Organizing a union and talking about matters of mutual interests of employees affecting or relating to their terms and conditions of employment, including the employees’ working environment, with fellow employees or union representatives is protected activity.  In fact, there doesn’t have to be a union involved.  Simply communicating with other employees regarding employment related matters of mutual concern is generally enough to result in the activity being considered protected. Therefore, e-mails between employees or between an employee and a union representative are protected.  However, that doesn’t end the analysis of the issue.

Even if activity is protected, employers may, under certain circumstances, regulate that activity when that regulation is necessary to protect the employer’s legitimate business interest.  In this context, avoiding unionization is not considered a legitimate business interest.  Therefore, the employer regulation must be justified by legitimate business interests unrelated to a union.

Generally, employees don’t have a right to use company property for their personal benefit.  That suggests that it would be permissible for employers to have a general policy against personal use of its e-mail system.

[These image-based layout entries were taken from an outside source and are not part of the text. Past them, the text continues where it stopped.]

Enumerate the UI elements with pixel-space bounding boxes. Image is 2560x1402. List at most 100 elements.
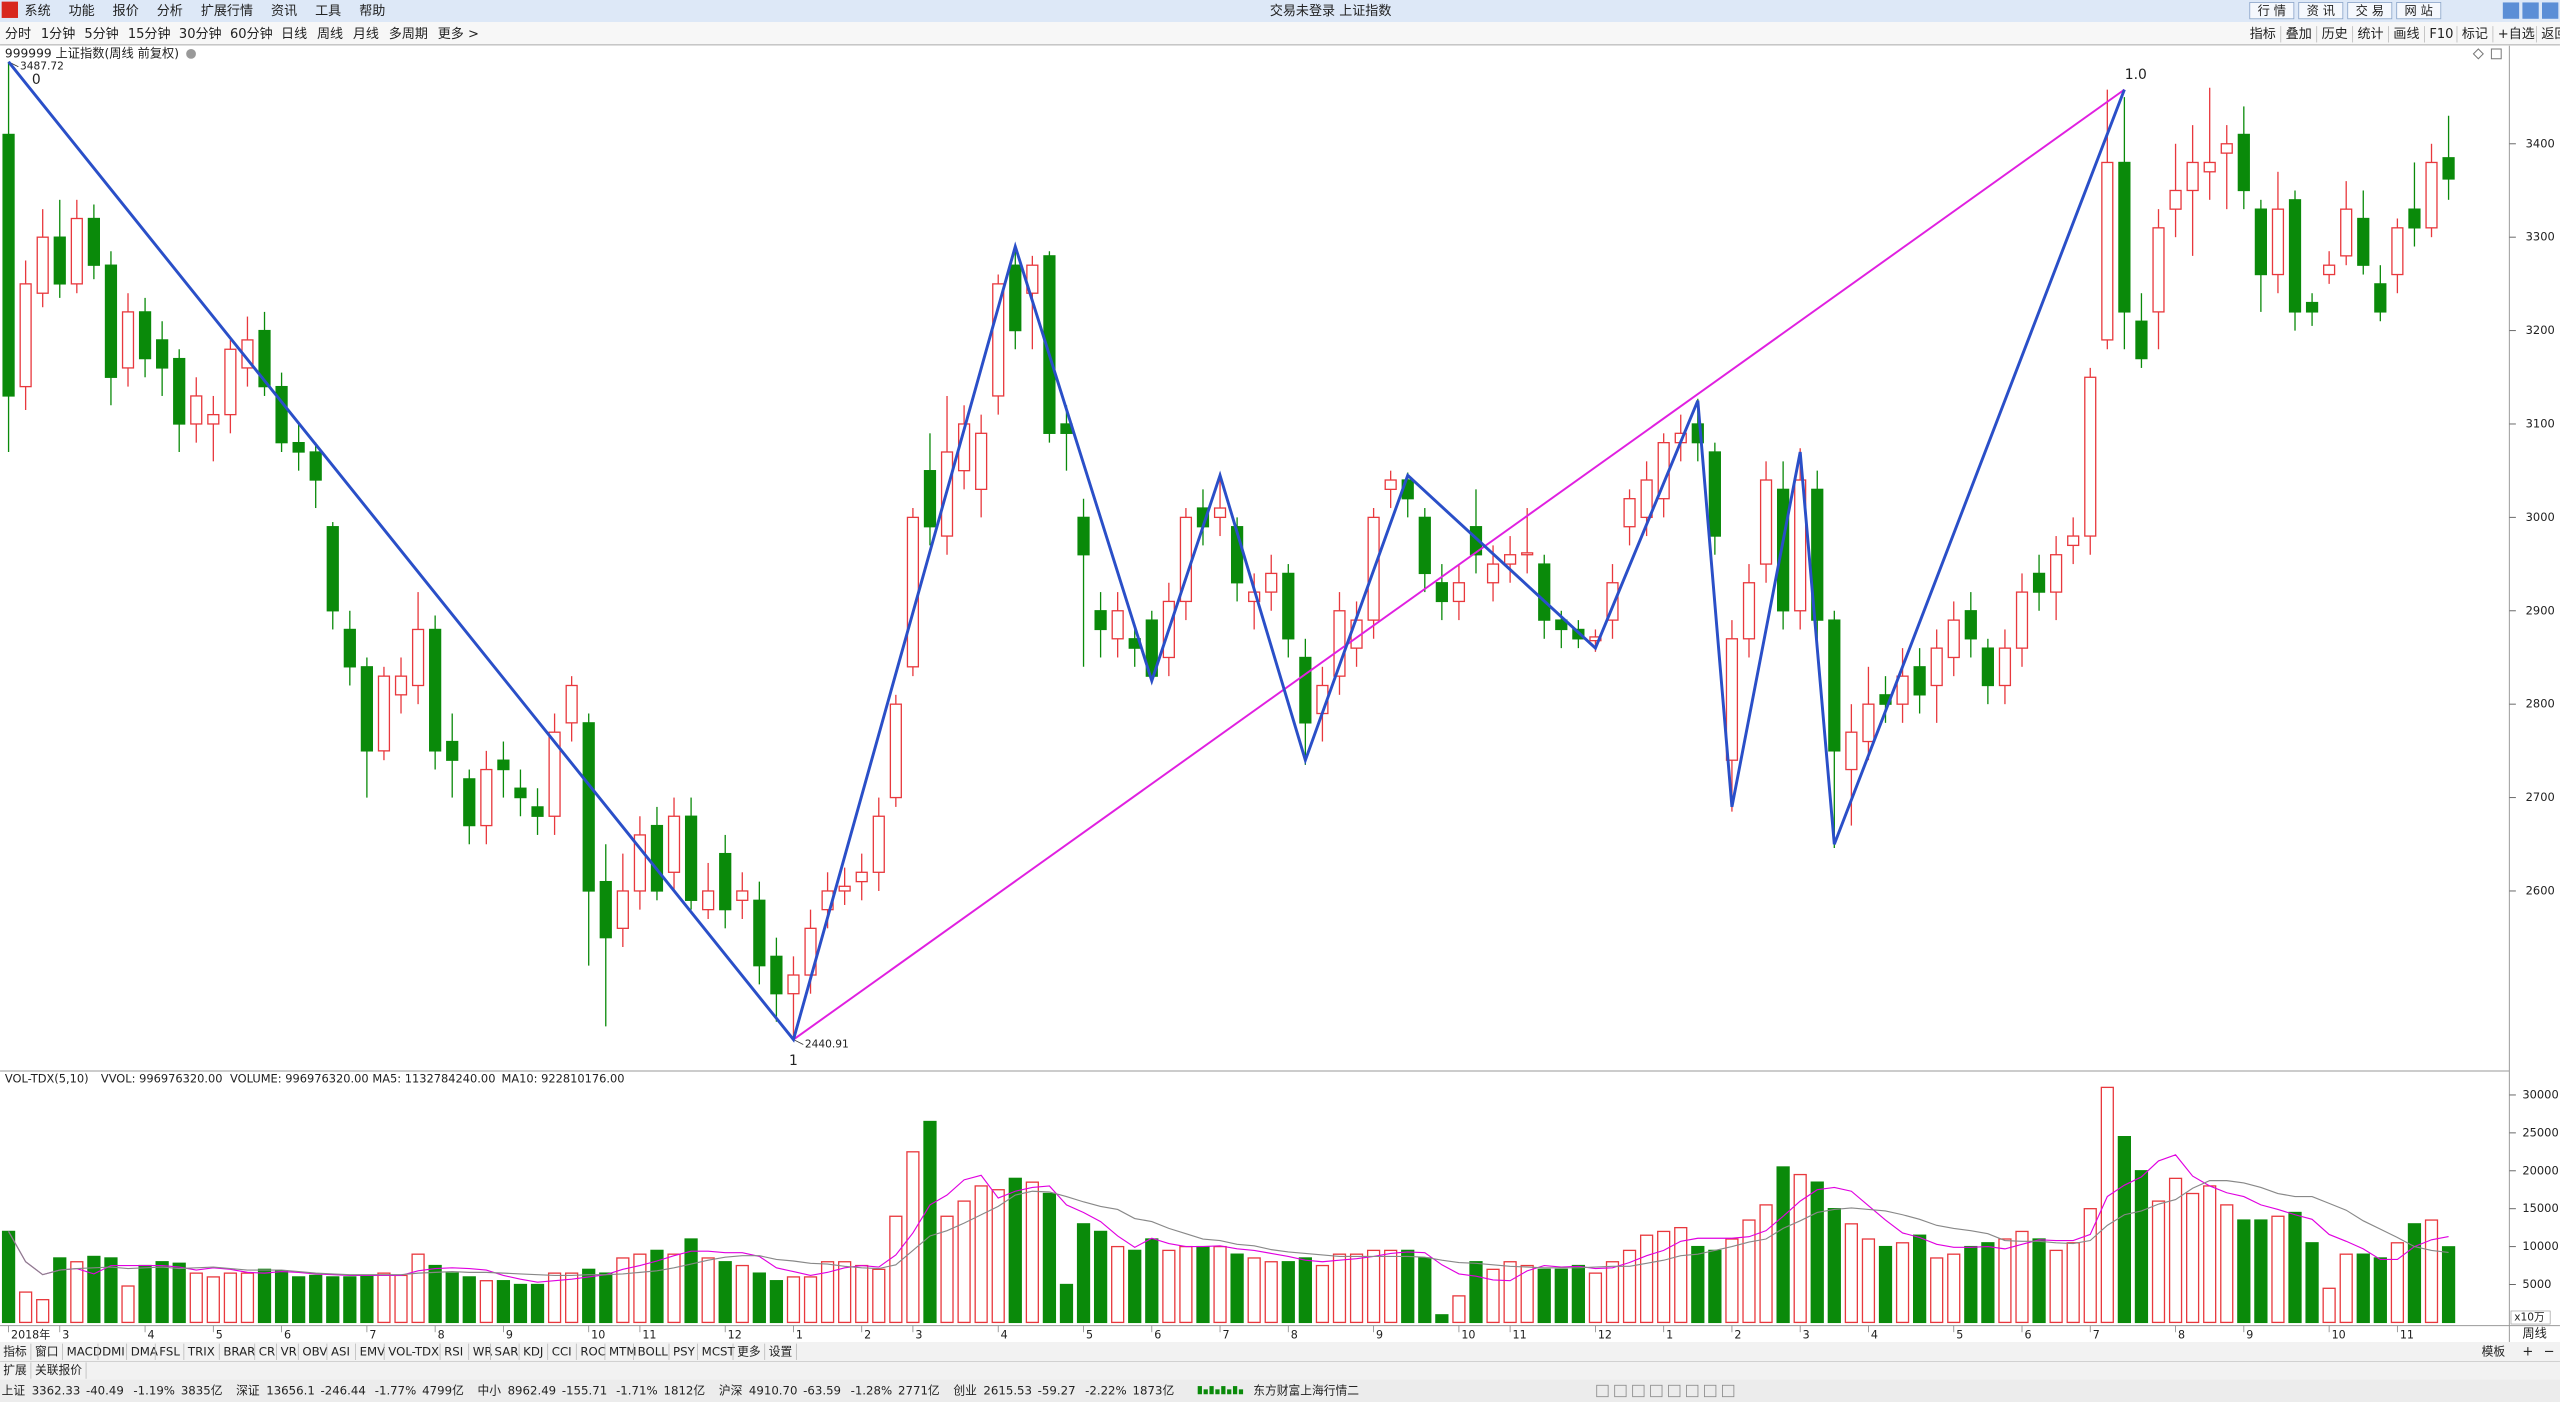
indicator-tab[interactable]: SAR bbox=[495, 1344, 519, 1358]
status-icon[interactable] bbox=[1704, 1384, 1717, 1398]
sub-tab[interactable]: 关联报价 bbox=[35, 1363, 82, 1377]
volume-bar bbox=[1298, 1257, 1312, 1324]
candle-body bbox=[1811, 488, 1824, 621]
volume-bar bbox=[1145, 1238, 1159, 1324]
indicator-tab[interactable]: DMA bbox=[131, 1344, 158, 1358]
period-tab[interactable]: 15分钟 bbox=[128, 26, 171, 42]
volume-bar bbox=[1742, 1219, 1756, 1324]
top-button[interactable]: 网 站 bbox=[2405, 4, 2433, 18]
period-tab[interactable]: 5分钟 bbox=[84, 26, 118, 42]
template-button[interactable]: 模板 bbox=[2482, 1344, 2506, 1358]
volume-bar bbox=[1537, 1268, 1551, 1324]
status-amount: 2771亿 bbox=[898, 1383, 940, 1397]
indicator-tab[interactable]: 窗口 bbox=[35, 1344, 59, 1358]
indicator-tab[interactable]: OBV bbox=[302, 1344, 327, 1358]
menu-item[interactable]: 扩展行情 bbox=[201, 4, 253, 19]
top-button-frame[interactable] bbox=[2298, 2, 2344, 20]
indicator-tab[interactable]: EMV bbox=[360, 1344, 386, 1358]
candle-body bbox=[2101, 161, 2114, 341]
status-icon[interactable] bbox=[1650, 1384, 1663, 1398]
remove-window-button[interactable]: − bbox=[2544, 1344, 2555, 1359]
maximize-button[interactable] bbox=[2522, 2, 2539, 19]
status-icon[interactable] bbox=[1668, 1384, 1681, 1398]
menu-item[interactable]: 分析 bbox=[157, 4, 183, 19]
close-button[interactable] bbox=[2542, 2, 2559, 19]
period-tab[interactable]: 月线 bbox=[353, 27, 379, 42]
candle-body bbox=[889, 703, 902, 799]
menu-item[interactable]: 工具 bbox=[315, 4, 341, 19]
tool-button[interactable]: 指标 bbox=[2250, 27, 2276, 42]
indicator-tab[interactable]: 更多 bbox=[737, 1344, 761, 1358]
tool-button[interactable]: +自选 bbox=[2498, 27, 2535, 42]
top-button[interactable]: 资 讯 bbox=[2307, 4, 2335, 18]
candle-body bbox=[1555, 619, 1568, 631]
indicator-tab[interactable]: BOLL bbox=[638, 1344, 669, 1358]
status-icon[interactable] bbox=[1632, 1384, 1645, 1398]
volume-bar bbox=[1315, 1264, 1330, 1324]
indicator-tab[interactable]: ROC bbox=[580, 1344, 606, 1358]
indicator-tab[interactable]: DMI bbox=[102, 1344, 125, 1358]
top-button-frame[interactable] bbox=[2249, 2, 2295, 20]
indicator-tab[interactable]: MCST bbox=[702, 1344, 736, 1358]
top-button[interactable]: 行 情 bbox=[2258, 4, 2286, 18]
menu-item[interactable]: 报价 bbox=[113, 4, 139, 19]
indicator-tab[interactable]: 设置 bbox=[769, 1344, 793, 1358]
indicator-tab[interactable]: FSL bbox=[159, 1344, 180, 1358]
period-tab[interactable]: 30分钟 bbox=[179, 26, 222, 42]
period-tab[interactable]: 更多 > bbox=[438, 26, 479, 42]
tool-button[interactable]: 画线 bbox=[2393, 27, 2419, 42]
add-window-button[interactable]: + bbox=[2522, 1344, 2533, 1359]
tool-button[interactable]: F10 bbox=[2429, 27, 2453, 42]
period-tab[interactable]: 分时 bbox=[5, 27, 31, 42]
volume-bar bbox=[1639, 1234, 1654, 1324]
indicator-tab[interactable]: VOL-TDX bbox=[388, 1344, 439, 1358]
status-icon[interactable] bbox=[1686, 1384, 1699, 1398]
y-tick-label: 15000 bbox=[2522, 1201, 2558, 1215]
candle-body bbox=[446, 740, 459, 761]
sub-tab[interactable]: 扩展 bbox=[3, 1363, 27, 1377]
candle-body bbox=[156, 339, 169, 369]
menu-item[interactable]: 资讯 bbox=[271, 4, 297, 19]
x-tick-label: 9 bbox=[506, 1328, 513, 1341]
volume-bar bbox=[2066, 1242, 2080, 1324]
top-button-frame[interactable] bbox=[2347, 2, 2393, 20]
menu-item[interactable]: 系统 bbox=[25, 4, 51, 19]
minimize-button[interactable] bbox=[2502, 2, 2520, 19]
indicator-tab[interactable]: VR bbox=[281, 1344, 297, 1358]
top-button[interactable]: 交 易 bbox=[2356, 3, 2384, 18]
period-tab[interactable]: 1分钟 bbox=[41, 26, 75, 42]
indicator-tab[interactable]: KDJ bbox=[523, 1344, 543, 1358]
period-tab[interactable]: 60分钟 bbox=[230, 26, 273, 42]
indicator-tab[interactable]: CR bbox=[259, 1344, 275, 1358]
indicator-tab[interactable]: TRIX bbox=[187, 1344, 215, 1358]
tool-button[interactable]: 标记 bbox=[2462, 27, 2488, 42]
status-icon[interactable] bbox=[1596, 1384, 1609, 1398]
indicator-tab[interactable]: MTM bbox=[609, 1344, 636, 1358]
unit-frame bbox=[2510, 1310, 2551, 1325]
menu-item[interactable]: 功能 bbox=[69, 4, 95, 19]
indicator-tab[interactable]: BRAR bbox=[223, 1344, 255, 1358]
tool-button[interactable]: 统计 bbox=[2358, 27, 2384, 42]
chart-settings-icon[interactable] bbox=[186, 48, 196, 59]
indicator-tab[interactable]: RSI bbox=[444, 1344, 463, 1358]
period-tab[interactable]: 周线 bbox=[317, 27, 343, 42]
status-icon[interactable] bbox=[1614, 1384, 1627, 1398]
tool-button[interactable]: 历史 bbox=[2322, 27, 2348, 42]
candle-body bbox=[992, 283, 1005, 397]
indicator-tab[interactable]: MACD bbox=[67, 1344, 102, 1358]
indicator-tab[interactable]: WR bbox=[473, 1344, 493, 1358]
status-icon[interactable] bbox=[1722, 1384, 1735, 1398]
candle-body bbox=[906, 516, 920, 668]
indicator-tab[interactable]: ASI bbox=[331, 1344, 350, 1358]
volume-bar bbox=[752, 1272, 766, 1324]
indicator-tab[interactable]: PSY bbox=[673, 1344, 696, 1358]
menu-item[interactable]: 帮助 bbox=[359, 4, 385, 19]
period-tab[interactable]: 多周期 bbox=[389, 26, 428, 42]
chart-tools-icons[interactable] bbox=[2472, 48, 2502, 60]
indicator-tab[interactable]: CCI bbox=[552, 1344, 572, 1358]
top-button-frame[interactable] bbox=[2396, 2, 2442, 20]
tool-button[interactable]: 返回 bbox=[2541, 27, 2560, 42]
period-tab[interactable]: 日线 bbox=[281, 27, 307, 42]
tool-button[interactable]: 叠加 bbox=[2286, 27, 2312, 42]
indicator-tab[interactable]: 指标 bbox=[3, 1344, 27, 1358]
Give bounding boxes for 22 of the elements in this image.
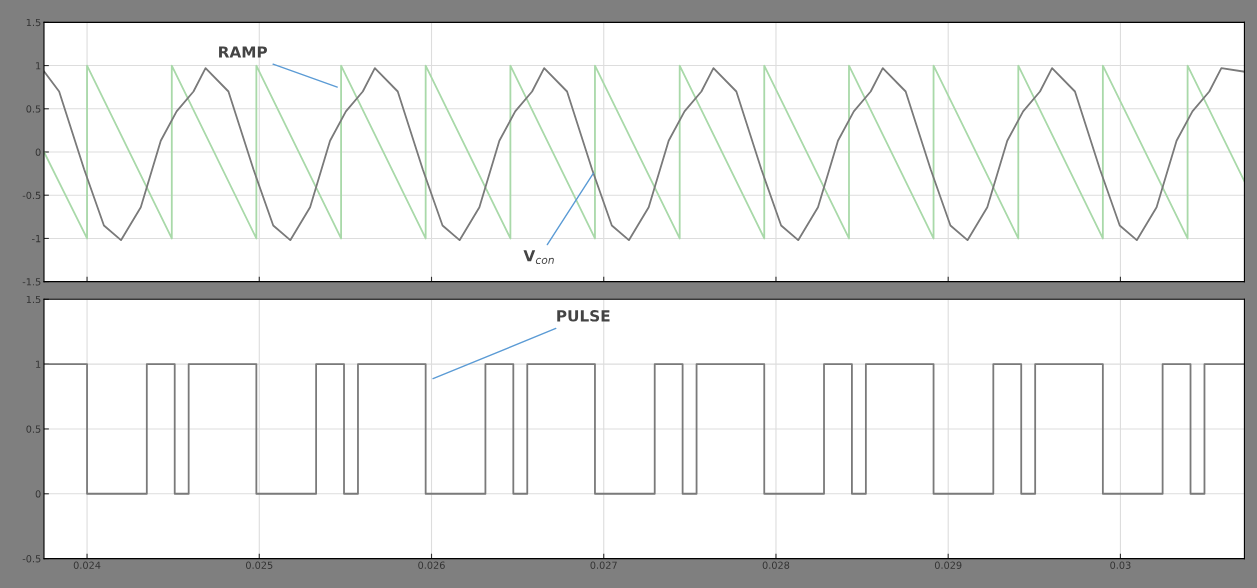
y-tick-label: 1.5 [26,18,41,27]
y-tick-label: 1.5 [26,295,41,304]
y-tick-label: -0.5 [22,191,41,200]
y-tick-label: -1.5 [22,278,41,286]
x-tick-label: 0.03 [1110,561,1131,569]
y-tick-label: 1 [36,62,41,70]
x-tick-label: 0.029 [934,561,962,569]
y-tick-label: 0 [35,490,41,498]
x-tick-label: 0.024 [73,561,101,569]
y-tick-label: 0 [35,148,41,156]
y-tick-label: -0.5 [22,555,41,563]
annotation: RAMP [219,46,268,58]
x-tick-label: 0.025 [246,561,273,569]
x-tick-label: 0.026 [418,561,445,569]
y-tick-label: 0.5 [26,425,41,433]
y-tick-label: 0.5 [26,105,41,113]
y-tick-label: 1 [36,360,41,368]
x-tick-label: 0.027 [590,561,617,569]
annotation: V$_{con}$ [523,250,554,264]
annotation: PULSE [557,310,610,322]
y-tick-label: -1 [32,235,41,243]
x-tick-label: 0.028 [762,561,790,569]
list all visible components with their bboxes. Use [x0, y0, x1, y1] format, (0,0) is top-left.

The problem is that some employees use e-mails to communicate with other employees.  In effect, e-mail has, at least to some extent, replaced the telephone and face-to-face conversations between employees as the means by which employees communicate with each other during their work day.  That could lead to the conclusion that an employer can’t restrict protected communications at times or in circumstances when it couldn’t prohibit face-to-face conversations between employees.  In other words, under this analysis, it would be unlawful for an employer to adopt a blanket rule against personal use of e-mails, just as it is unlawful for employers to prohibit personal conversations on protected matters during breaks, lunch period and other times when employees are not expected to be working.

Unfortunately, as of the writing of this article, the NLRB hasn’t decided whether to judge employer regulations by the standards that generally apply to personal use of the employer’s property or that apply to face-to-face employee communications.  However, there are some things that are quite clear.

An employer may not have a discriminatory, or discriminatorily motivated, rule, i.e., a rule that discriminates based on whether the activity is union-related or otherwise involves protected activity.  If a type of activity is permitted when it doesn’t relate to protected activity, it may not be prohibited if it relates to protected activity.  For example, if an employer permits some personal e-mails unrelated to protected activity, it would be unlawful for employers to prohibit e-mails that relate to protected activity.

It does appear that an employer may have a policy that prohibits sending or reading all personal e-mails, without regard to content, at times when the employee is actually supposed to be working as long as that policy is not discriminatorily motivated and it is consistently, effectively and nondiscriminatorily enforced.   However, it is unclear whether an employer can apply that prohibition to all times, i.e., prohibit personal e-mails at any time.

Whatever e-mail policy an employer has, it is very important that it not be discriminatory and it must be consistently and effectively enforced.  For those employers who want to push their luck by prohibiting all personal use of their e-mail systems, they should keep a close watch on the news media for an NLRB decision on whether such a rule is lawful.

 

This page is intended to provide general information about various legal issues and developments.  It is not intended to be a complete list of all recent legal developments.  This page does not constitute legal advice and should not be relied upon in dealing with specific factual or legal matters.